= Ken DeLeon =

Ken DeLeon (born July 13, 1972) is a Silicon Valley realtor, innovator, public speaker, philanthropist, and former attorney. He was born in Fort Lauderdale, Florida, and now resides in Palo Alto, California.

==Early life==

DeLeon was born in Fort Lauderdale, Florida on July 13, 1972. DeLeon was 15 when his sister and only sibling — Jane, who helped raise him in Boca Raton, Florida — committed suicide in 1987.

==College and career==

DeLeon earned a degree in mathematics and economics from the University of California, Santa Barbara, and graduated from the University of California, Berkeley, School of Law (Boalt Hall).
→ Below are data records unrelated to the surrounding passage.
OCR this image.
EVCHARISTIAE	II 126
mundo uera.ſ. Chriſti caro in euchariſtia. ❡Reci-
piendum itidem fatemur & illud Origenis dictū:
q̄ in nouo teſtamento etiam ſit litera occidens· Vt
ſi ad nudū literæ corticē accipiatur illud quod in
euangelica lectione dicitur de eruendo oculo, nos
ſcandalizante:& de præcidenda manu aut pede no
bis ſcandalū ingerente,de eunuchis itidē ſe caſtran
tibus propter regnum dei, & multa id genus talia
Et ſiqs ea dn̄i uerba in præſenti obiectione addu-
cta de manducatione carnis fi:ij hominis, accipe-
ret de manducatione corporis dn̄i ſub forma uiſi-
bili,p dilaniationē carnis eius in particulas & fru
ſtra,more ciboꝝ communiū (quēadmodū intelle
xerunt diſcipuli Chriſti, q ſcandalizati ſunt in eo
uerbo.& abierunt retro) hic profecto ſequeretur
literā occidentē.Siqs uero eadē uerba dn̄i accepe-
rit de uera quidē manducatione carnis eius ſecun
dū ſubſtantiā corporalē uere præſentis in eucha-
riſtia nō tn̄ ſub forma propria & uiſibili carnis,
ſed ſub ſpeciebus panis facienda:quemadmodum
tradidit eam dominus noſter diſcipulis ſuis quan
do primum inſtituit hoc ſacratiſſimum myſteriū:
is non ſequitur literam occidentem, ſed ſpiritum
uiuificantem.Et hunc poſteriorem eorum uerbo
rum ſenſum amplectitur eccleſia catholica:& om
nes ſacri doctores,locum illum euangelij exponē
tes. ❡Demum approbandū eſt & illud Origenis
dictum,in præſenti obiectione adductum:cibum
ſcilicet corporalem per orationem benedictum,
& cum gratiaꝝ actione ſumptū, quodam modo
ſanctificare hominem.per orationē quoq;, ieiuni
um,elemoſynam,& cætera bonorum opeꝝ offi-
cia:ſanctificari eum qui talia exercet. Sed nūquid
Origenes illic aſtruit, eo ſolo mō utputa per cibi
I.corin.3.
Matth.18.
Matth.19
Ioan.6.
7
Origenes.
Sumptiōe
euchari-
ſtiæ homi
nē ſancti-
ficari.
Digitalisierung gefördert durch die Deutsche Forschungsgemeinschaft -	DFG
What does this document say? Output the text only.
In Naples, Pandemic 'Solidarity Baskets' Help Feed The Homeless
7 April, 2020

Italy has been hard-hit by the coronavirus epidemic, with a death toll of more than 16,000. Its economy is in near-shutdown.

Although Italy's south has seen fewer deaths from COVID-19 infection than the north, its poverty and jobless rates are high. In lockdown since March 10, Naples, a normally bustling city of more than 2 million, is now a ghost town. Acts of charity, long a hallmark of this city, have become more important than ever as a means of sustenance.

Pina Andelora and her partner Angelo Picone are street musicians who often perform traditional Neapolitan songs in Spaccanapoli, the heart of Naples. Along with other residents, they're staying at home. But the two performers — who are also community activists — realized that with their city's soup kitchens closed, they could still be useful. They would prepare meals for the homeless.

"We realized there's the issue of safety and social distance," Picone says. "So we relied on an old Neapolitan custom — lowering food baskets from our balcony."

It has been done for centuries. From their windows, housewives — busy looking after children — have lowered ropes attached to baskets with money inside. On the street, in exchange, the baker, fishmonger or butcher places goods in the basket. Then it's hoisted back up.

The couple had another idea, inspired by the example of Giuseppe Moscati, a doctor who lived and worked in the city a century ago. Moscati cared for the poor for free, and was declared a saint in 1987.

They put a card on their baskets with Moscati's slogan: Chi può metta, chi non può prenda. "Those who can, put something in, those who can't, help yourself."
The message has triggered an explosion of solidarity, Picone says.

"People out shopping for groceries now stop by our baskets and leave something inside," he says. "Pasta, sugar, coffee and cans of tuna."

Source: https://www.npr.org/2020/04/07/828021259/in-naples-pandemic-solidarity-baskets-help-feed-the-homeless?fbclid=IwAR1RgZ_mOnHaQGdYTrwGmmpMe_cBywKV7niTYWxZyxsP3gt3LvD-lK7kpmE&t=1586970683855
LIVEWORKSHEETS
After law school, he practiced law at Wilson Sonsini Goodrich & Rosati, a firm in Palo Alto catering to technology, life sciences, and other types of companies worldwide. DeLeon left the practice of law to work in real estate, and became an agent at Keller Williams Realty at its Palo Alto office. In June 2012, REAL Trends, Inc. and the Wall Street Journal announced that Ken DeLeon was the nation's #1 real estate agent out of over 1.2 million agents, and the only Silicon Valley agent to ever be ranked the nation's top agent. Within three years, in June 2015, REAL Trends, Inc. and the Wall Street Journal announced that "The DeLeon Team," headed by DeLeon, was the nation's #1 real estate team.

San Jose Mercury News described DeLeon as "Silicon Valley's Real Estate Rockstar." Forbes referred to him as the "Top Silicon Valley Sales Agent."